A price tag helps many people to make value assessments, because money is simple, and we’re all familiar with trading our time for it. If something has a big price tag, we pay it more respect, even if it isn’t objectively worth the money spent. Because, again, we actually have no idea what anything’s worth.

But we think we do, don’t we? We are all so sure our opinions and tastes are the result of rational processes. We believe that what we buy and consume and say and do are an outward expression of who we really are. And we are all sure each of us is a unique non-conformist expressing the tastes, style, and opinions we have assiduously acquired through discreet individual experience and experiment.

No. That’s not true of the majority of people. It’s probably not true of you. Your choices are already pre-selected. Your opinions are pre-fabricated according to a template. Your tastes are pre-decided by a formula. The things you are willing to buy into are made to be marketable. All of them. Because when they aren’t marketable, you don’t buy into them.

In other words, we are the reason local mom and pops shrivel up. We are the reason billions are spent on political campaigns. We are the reason that good, but complex, solutions go unfunded while bad, but simple, boondoggles have their budgets expanded every year. We are the reason churches preach easy lies rather than hard truths.
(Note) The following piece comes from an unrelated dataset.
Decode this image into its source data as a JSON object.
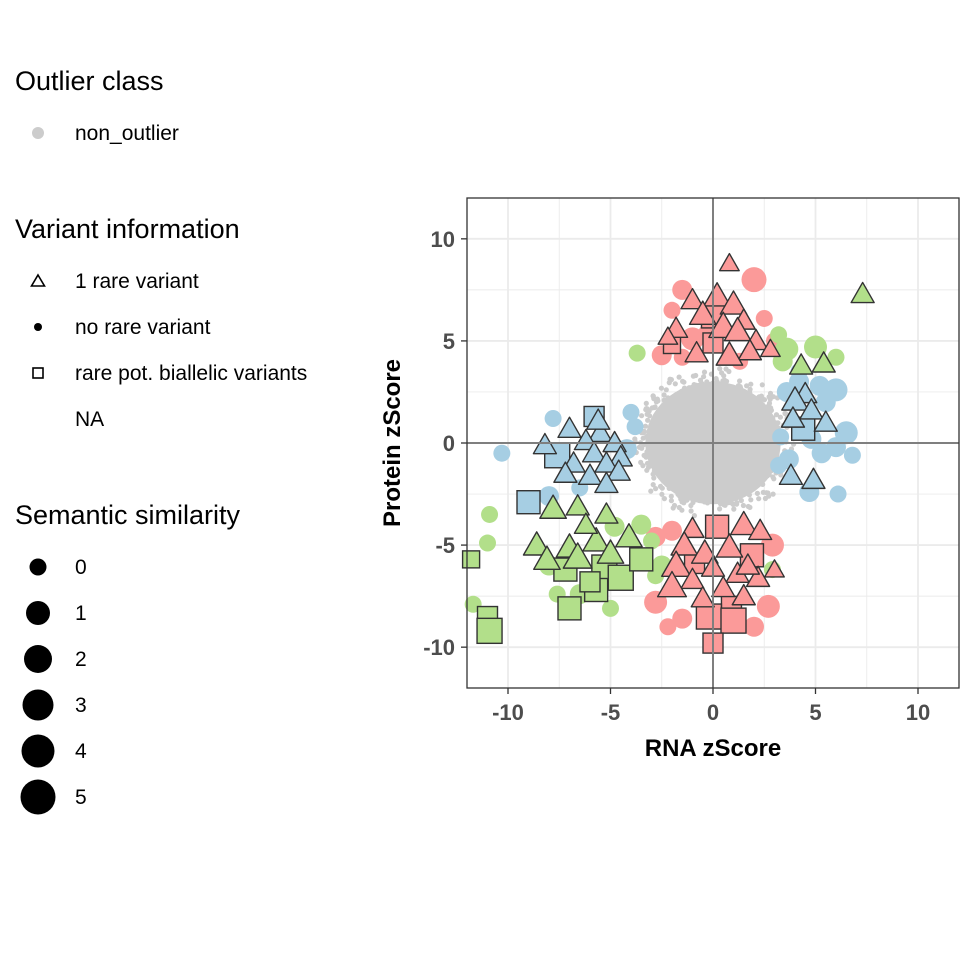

We are the reason candidates are hollow trigger clouds of reflex and emotion rather than conscientious statesmen hashing out nuanced political ideas. We. Because we refuse to do a little research. We refuse to take a little risk. We refuse to make short-term sacrifices for long-term gains. We refuse to swallow our pride and listen to people who know better than we do. And we’re equally unwilling to listen to our inner misgivings when the community around is shouting in unison. All the while, we refuse to see past the tip of our iPhones.

You are being marketed at every day, and you probably don’t even realize it. Because advertisements aren’t demarcated anymore. Everything has become sponsored content, and you desparately need to learn to distrust sponsored content. If you don’t, you and all the other millions who likewise mindlessly conform to the wishes of their salesmasters will continue to exclude the very best from the public square. Because the best things are not marketable. Most of them aren’t even able to be sold. They are by nature free, so we think they are worthless. We couldn’t be more wrong.